« Beaucoup vont mourir en Suède »... mais nous avons raison

Stefan Löfven a résisté à toutes les pressions. Le Premier ministre social-démocrate suédois n'a pas cédé aux appels de l'opposition ni aux conseils d'un grand groupe de scientifiques. Sa ligne politique immuable est restée inchangée pendant tout le temps où nous avons été en situation de pandémie, malgré les avertissements de ceux qui lui ont montré une autre pratique pour la combattre.
À l'occasion du 1er mai, il a prononcé un discours à la nation dans lequel il n'a pas caché ni déguisé les données qui font de la Suède le pays nordique qui compte le plus grand nombre de victimes du coronavirus : 2 653 décès, soit 256 décès pour chaque million d'habitants. Ce chiffre est beaucoup plus élevé que les 78 du Danemark (452 décès), ou que les 38 de la Norvège (207) et de la Finlande (206). Il n'a pas non plus brossé un tableau plus optimiste de l'avenir : « Beaucoup de gens mourront encore [en Suède] », mais il a une fois de plus été ferme dans sa conviction de ne pas imposer de restrictions, mais de faire appel à la responsabilité de chaque citoyen. Même dans les restrictions, il n'y a eu aucune menace d'amende, mais simplement la recommandation de se comporter comme de bons individus issus d'un collectif commun.

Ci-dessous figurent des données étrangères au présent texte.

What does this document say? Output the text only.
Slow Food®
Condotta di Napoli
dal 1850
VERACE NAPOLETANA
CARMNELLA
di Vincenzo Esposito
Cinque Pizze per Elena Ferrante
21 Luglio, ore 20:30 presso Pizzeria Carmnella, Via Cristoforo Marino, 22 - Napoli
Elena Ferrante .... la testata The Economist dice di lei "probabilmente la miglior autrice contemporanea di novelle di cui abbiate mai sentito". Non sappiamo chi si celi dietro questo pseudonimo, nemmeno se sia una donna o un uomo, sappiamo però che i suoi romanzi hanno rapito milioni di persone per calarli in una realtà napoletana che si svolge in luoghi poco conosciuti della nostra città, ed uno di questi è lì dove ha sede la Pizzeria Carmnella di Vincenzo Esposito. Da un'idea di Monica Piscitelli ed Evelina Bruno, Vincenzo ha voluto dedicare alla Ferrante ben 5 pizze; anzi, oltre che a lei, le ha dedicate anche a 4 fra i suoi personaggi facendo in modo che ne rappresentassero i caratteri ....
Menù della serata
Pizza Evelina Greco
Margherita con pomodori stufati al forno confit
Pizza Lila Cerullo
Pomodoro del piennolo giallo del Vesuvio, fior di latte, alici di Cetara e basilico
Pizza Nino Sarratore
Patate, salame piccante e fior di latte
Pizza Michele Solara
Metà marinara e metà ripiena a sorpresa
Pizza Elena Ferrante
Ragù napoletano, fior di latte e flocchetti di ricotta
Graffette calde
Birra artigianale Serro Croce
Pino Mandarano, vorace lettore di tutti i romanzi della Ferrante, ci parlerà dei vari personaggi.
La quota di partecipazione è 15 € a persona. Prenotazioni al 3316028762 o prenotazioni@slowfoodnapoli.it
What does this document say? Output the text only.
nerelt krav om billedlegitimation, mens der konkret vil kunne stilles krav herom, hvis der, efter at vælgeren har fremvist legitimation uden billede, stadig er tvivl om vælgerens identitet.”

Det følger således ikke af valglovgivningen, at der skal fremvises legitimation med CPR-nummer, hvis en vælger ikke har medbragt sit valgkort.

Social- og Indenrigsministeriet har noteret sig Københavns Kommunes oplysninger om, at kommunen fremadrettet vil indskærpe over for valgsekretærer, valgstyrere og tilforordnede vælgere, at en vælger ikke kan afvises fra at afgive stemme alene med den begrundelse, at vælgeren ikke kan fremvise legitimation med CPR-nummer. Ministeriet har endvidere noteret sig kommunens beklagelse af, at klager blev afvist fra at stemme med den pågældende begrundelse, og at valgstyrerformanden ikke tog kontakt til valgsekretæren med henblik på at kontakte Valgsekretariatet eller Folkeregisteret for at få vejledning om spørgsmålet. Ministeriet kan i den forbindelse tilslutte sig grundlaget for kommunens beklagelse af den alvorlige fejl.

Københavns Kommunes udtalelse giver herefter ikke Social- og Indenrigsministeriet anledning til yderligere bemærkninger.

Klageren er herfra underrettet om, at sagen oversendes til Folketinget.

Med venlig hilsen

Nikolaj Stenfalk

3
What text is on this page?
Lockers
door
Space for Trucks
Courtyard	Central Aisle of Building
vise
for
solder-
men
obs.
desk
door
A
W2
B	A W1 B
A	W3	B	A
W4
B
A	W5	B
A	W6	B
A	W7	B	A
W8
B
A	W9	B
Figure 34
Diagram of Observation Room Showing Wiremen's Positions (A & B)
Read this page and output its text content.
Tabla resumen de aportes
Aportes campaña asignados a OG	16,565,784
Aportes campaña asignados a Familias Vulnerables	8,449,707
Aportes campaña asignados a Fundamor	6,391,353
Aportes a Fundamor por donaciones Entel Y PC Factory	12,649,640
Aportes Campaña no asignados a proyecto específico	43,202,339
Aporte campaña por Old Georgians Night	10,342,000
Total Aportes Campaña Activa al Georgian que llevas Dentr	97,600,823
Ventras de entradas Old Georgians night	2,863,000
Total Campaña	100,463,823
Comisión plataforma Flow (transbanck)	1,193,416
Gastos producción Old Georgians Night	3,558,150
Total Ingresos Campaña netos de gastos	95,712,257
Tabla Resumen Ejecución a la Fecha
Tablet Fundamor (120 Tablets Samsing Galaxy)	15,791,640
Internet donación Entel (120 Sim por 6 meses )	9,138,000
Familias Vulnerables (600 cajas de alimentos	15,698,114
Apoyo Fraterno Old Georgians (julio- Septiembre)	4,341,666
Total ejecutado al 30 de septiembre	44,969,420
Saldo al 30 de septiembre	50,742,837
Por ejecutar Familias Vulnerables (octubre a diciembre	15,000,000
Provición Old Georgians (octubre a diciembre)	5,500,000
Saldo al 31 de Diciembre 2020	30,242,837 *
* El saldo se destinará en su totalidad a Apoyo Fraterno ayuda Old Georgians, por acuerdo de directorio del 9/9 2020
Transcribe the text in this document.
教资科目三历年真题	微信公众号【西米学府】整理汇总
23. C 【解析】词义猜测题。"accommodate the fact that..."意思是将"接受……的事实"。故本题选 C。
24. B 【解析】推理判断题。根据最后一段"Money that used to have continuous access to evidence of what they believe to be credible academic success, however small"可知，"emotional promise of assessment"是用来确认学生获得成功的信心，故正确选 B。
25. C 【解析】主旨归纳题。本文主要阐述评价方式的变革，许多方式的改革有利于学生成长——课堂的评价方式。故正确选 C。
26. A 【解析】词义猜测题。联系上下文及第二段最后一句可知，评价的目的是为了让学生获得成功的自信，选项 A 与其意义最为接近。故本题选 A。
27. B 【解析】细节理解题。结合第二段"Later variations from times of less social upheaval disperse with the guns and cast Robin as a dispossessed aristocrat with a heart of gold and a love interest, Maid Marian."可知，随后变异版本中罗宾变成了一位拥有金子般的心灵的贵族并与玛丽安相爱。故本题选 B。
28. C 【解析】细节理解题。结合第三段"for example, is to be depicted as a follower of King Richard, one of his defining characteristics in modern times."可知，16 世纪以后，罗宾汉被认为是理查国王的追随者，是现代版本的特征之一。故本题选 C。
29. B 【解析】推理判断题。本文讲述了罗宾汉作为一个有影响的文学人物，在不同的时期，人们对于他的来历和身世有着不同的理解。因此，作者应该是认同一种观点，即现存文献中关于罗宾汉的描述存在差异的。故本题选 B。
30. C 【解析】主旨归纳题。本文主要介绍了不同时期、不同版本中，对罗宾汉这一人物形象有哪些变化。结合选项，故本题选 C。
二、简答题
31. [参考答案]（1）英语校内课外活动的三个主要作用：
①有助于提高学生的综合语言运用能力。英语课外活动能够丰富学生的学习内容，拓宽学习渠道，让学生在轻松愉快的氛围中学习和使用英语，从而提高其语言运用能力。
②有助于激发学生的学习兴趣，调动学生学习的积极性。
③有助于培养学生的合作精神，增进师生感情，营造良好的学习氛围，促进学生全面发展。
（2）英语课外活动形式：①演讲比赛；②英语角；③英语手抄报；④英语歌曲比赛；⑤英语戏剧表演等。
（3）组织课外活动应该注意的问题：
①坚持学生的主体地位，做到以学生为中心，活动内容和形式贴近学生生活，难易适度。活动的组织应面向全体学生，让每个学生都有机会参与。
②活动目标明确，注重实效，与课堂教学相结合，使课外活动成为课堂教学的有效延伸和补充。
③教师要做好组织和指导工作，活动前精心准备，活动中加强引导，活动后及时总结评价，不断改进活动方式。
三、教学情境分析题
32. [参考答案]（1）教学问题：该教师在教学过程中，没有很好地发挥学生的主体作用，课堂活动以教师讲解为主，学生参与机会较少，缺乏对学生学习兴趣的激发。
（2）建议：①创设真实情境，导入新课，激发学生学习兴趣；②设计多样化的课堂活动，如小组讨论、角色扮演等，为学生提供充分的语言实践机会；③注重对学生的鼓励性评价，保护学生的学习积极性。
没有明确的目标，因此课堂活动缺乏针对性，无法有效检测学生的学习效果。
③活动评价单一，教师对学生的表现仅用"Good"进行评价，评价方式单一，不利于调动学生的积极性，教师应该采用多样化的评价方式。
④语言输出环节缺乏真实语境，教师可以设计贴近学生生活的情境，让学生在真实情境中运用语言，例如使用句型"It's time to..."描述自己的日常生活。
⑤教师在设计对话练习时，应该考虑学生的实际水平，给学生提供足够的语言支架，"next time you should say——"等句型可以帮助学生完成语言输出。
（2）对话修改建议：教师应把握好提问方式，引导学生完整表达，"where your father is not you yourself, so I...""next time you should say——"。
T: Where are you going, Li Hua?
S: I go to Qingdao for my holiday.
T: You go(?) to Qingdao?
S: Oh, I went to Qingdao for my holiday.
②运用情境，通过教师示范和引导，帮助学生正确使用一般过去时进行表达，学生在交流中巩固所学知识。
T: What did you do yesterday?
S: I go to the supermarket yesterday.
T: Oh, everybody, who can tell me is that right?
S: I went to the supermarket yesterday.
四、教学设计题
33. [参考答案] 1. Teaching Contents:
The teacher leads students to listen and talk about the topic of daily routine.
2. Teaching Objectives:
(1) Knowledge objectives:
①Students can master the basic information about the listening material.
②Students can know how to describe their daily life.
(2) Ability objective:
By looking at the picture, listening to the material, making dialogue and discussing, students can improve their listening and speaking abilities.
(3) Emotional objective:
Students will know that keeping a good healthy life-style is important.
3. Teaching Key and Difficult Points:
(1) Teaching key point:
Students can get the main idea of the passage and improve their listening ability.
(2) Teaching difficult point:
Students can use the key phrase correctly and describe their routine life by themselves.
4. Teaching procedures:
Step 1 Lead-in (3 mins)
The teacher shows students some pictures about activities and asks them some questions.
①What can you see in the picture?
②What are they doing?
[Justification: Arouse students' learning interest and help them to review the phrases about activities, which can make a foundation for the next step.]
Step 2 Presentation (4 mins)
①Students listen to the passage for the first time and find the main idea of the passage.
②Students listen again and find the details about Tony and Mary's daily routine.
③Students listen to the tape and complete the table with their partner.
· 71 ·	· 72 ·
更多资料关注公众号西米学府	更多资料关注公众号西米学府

Alors que le reste du monde a déjà entamé différentes phases de ce qu'on appelle le déconfinement, la Suède ne connaîtra pas de transition. Les écoles et les entreprises resteront ouvertes car elles n'ont jamais été fermées, à la seule exception des universités. Les seules restrictions ont été de limiter les agglomérations à un maximum de cinquante personnes. La population a également été chargée de garder une distance physique, tout en respectant les normes d'hygiène recommandées par l'Organisation mondiale de la santé (OMS), et a surtout évité les visites dans les maisons de retraite qui, comme dans la plupart des pays européens, ont été le théâtre du plus grand nombre d'infections et de décès, soit 40 % des cas.
Cette politique, initialement adoptée également par le Royaume-Uni et les Pays-Bas, bien qu'abandonnée par la suite par ces derniers, a reçu un premier aval de l'OMS elle-même, dont le directeur des urgences sanitaires, Michael Ryan, a déclaré que « la Suède représente un modèle futur à bien des égards », faisant allusion à la civilité des citoyens comme étant la clé du succès dans l'éradication de la pandémie.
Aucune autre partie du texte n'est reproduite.